Die Entscheidung, die Spiele momentan nach hinten zu verlegen und dafür auch anstrengende Wochen am Saisonende in Kauf zu nehmen, haben die Rasteder bewusst getroffen – auch, weil es die sportliche Situation zulässt. „Wir stehen im Mittelfeld der Liga. Im Normalfall können wir Schiffdorf keine Konkurrenz um den Titel machen, sollten aber auch mit dem Abstiegskampf nichts mehr zu tun bekommen“, sagt Zange.

Die Regelung des Handballverbands Niedersachsen (HVN) findet der VfL-Trainer gut: „So können sich die Handballer alle Möglichkeiten offen halten. Keiner wird zum Spielen gezwungen, die Partien können kostenfrei verlegt werden. Und wer spielen möchte, der kann es tun, wenn es der Gegner genauso sieht.“

VfL Edewecht

Ihr letztes Spiel haben die Edewechter A-Junioren in der Landesliga Mitte November ausgetragen. Seitdem wartet das Team auf seinen nächsten Einsatz. „Wir würden gerne spielen. Bei uns sind zum Glück mittlerweile alle Spieler geboostert. Aber momentan ist es wirklich frustrierend für die Jungs. Man bereitet sich auf ein Spiel vor und dann wird es immer wieder kurzfristig abgesagt. Das demotiviert“, sagt VfL-Trainer Knut Trepper.
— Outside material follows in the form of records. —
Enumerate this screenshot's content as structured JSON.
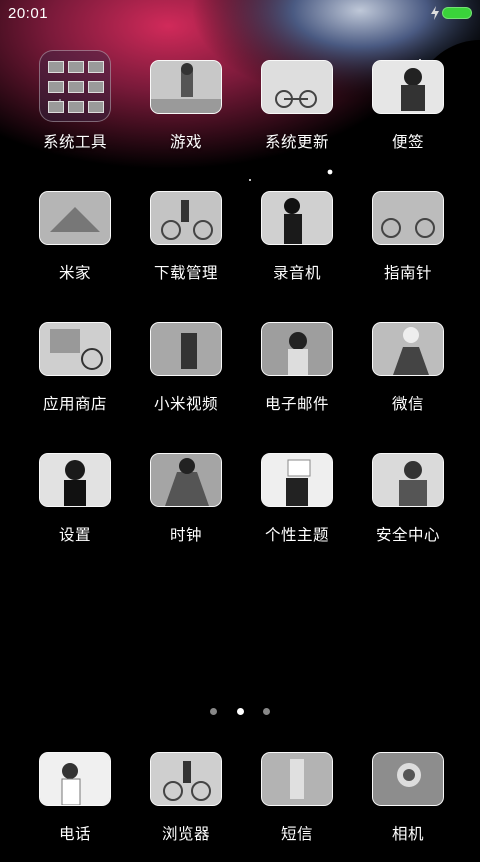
{
  "status_bar": {
    "time": "20:01"
  },
  "apps": [
    {
      "label": "系统工具",
      "kind": "folder"
    },
    {
      "label": "游戏"
    },
    {
      "label": "系统更新"
    },
    {
      "label": "便签"
    },
    {
      "label": "米家"
    },
    {
      "label": "下载管理"
    },
    {
      "label": "录音机"
    },
    {
      "label": "指南针"
    },
    {
      "label": "应用商店"
    },
    {
      "label": "小米视频"
    },
    {
      "label": "电子邮件"
    },
    {
      "label": "微信"
    },
    {
      "label": "设置"
    },
    {
      "label": "时钟"
    },
    {
      "label": "个性主题"
    },
    {
      "label": "安全中心"
    }
  ],
  "page_indicator": {
    "pages": 3,
    "current": 2
  },
  "dock": [
    {
      "label": "电话"
    },
    {
      "label": "浏览器"
    },
    {
      "label": "短信"
    },
    {
      "label": "相机"
    }
  ],
  "colors": {
    "battery": "#3ad33a",
    "sky_magenta": "#b0204a",
    "sky_blue": "#3a4a78"
  }
}
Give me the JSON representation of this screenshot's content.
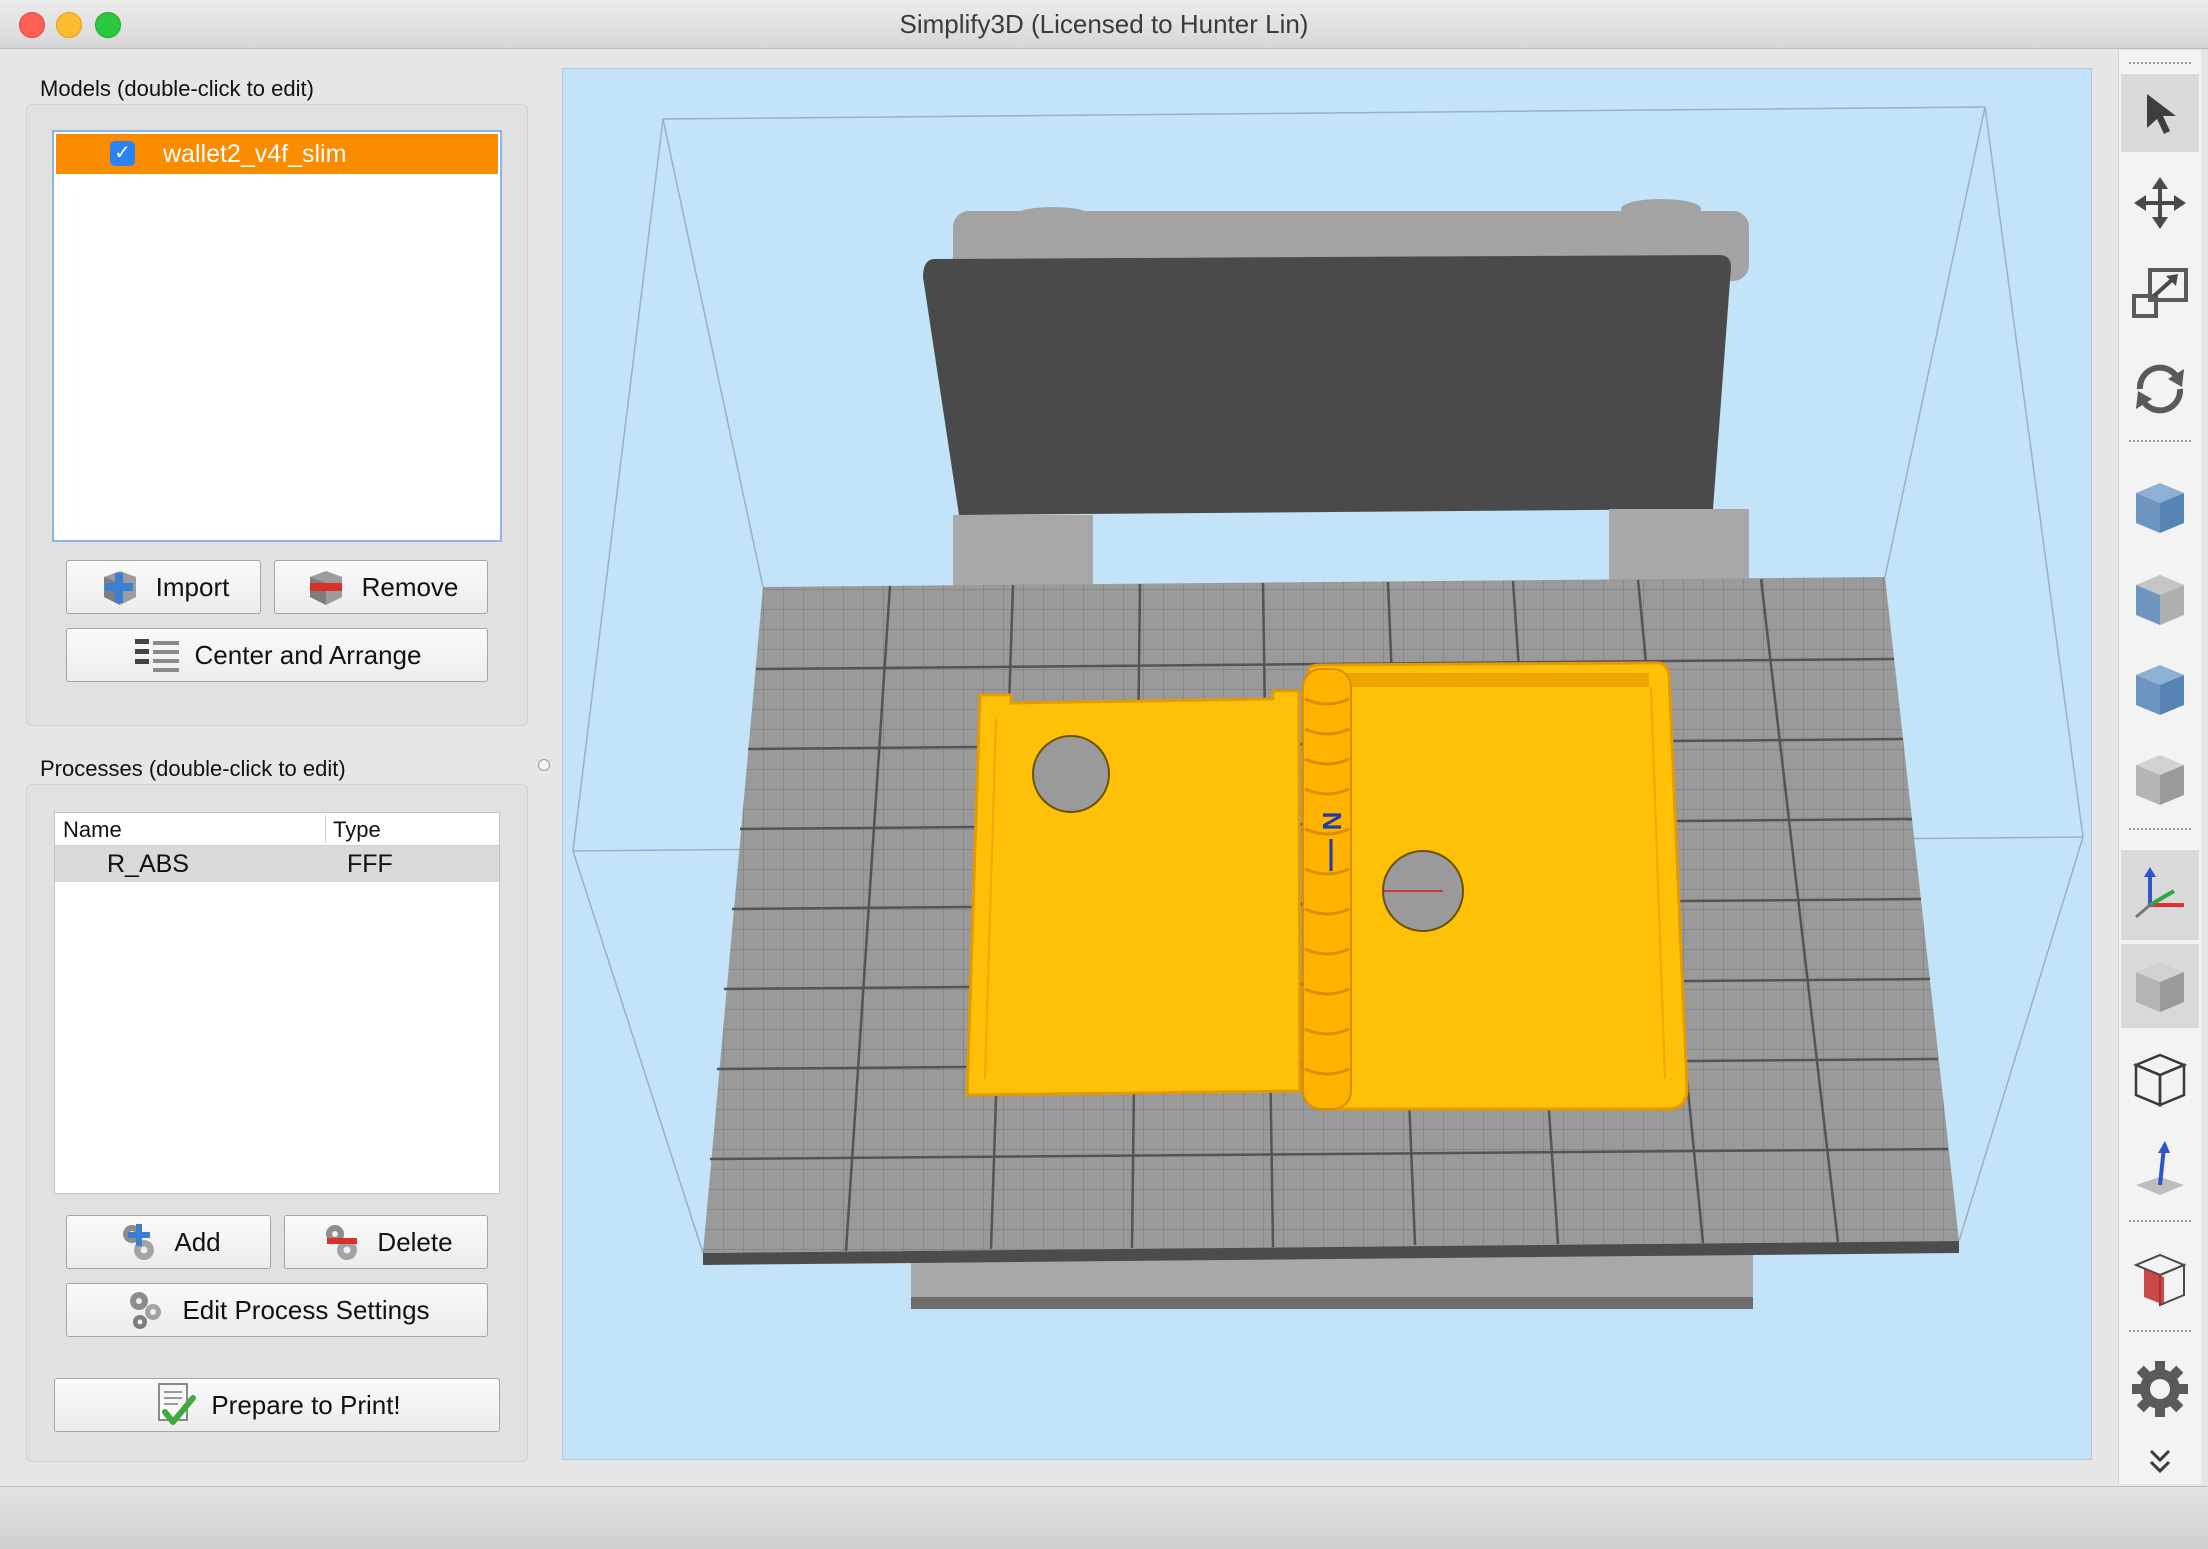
{
  "window": {
    "title": "Simplify3D (Licensed to Hunter Lin)"
  },
  "models": {
    "heading": "Models (double-click to edit)",
    "items": [
      {
        "name": "wallet2_v4f_slim",
        "checked": true,
        "selected": true
      }
    ],
    "import_label": "Import",
    "remove_label": "Remove",
    "center_arrange_label": "Center and Arrange"
  },
  "processes": {
    "heading": "Processes (double-click to edit)",
    "columns": [
      "Name",
      "Type"
    ],
    "rows": [
      {
        "name": "R_ABS",
        "type": "FFF"
      }
    ],
    "add_label": "Add",
    "delete_label": "Delete",
    "edit_label": "Edit Process Settings"
  },
  "prepare_label": "Prepare to Print!",
  "viewport": {
    "axis_marker": "N",
    "model_color": "#ffc107"
  },
  "toolbar": {
    "tools": [
      "select-icon",
      "move-icon",
      "scale-icon",
      "rotate-icon",
      "iso-view-icon",
      "front-view-icon",
      "top-view-icon",
      "side-view-icon",
      "axes-icon",
      "solid-view-icon",
      "wireframe-view-icon",
      "normal-arrow-icon",
      "cross-section-icon",
      "settings-icon",
      "expand-icon"
    ]
  }
}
Er hätte sich vom HVN eine klarere Ansage gewünscht: „Eigentlich hat doch jeder bereits gewusst, dass es in der Omikron-Welle schwierig werden würde, Mitte Januar wieder in den Spielbetrieb einzusteigen. Vielleicht wäre eine länger angeordnete Winterpause, wie es sie in anderen Sportarten gibt, besser gewesen“, sagt Trepper.

Der Edewechter Coach schaut zudem mit sorgenvollem Blick auf den Spielplan. Bisher hat sein Team erst sechs von 16 zu absolvierenden Partien ausgetragen. Bis Ende Mai haben die Teams dafür noch Zeit. „Irgendwann muss es auch wieder weitergehen. Sonst kriegen wir die Spiele nicht mehr nachgeholt“, gibt Trepper zu Bedenken. Er könne aber gut nachvollziehen, wenn Mannschaften in der momentanen Situation nicht zu den Punktspielen antreten wollen.

Ob seine Mannschaft, die seit Mitte Januar fleißig für ihr Comeback trainiert, an diesem Sonntag im Einsatz sein wird, ist auch noch offen. Angesetzt ist das Heimspiel um 15.30 Uhr in der Heinz-zu-Jührden-Sporthalle in Edewecht gegen die HG Jever/Schortens erst einmal.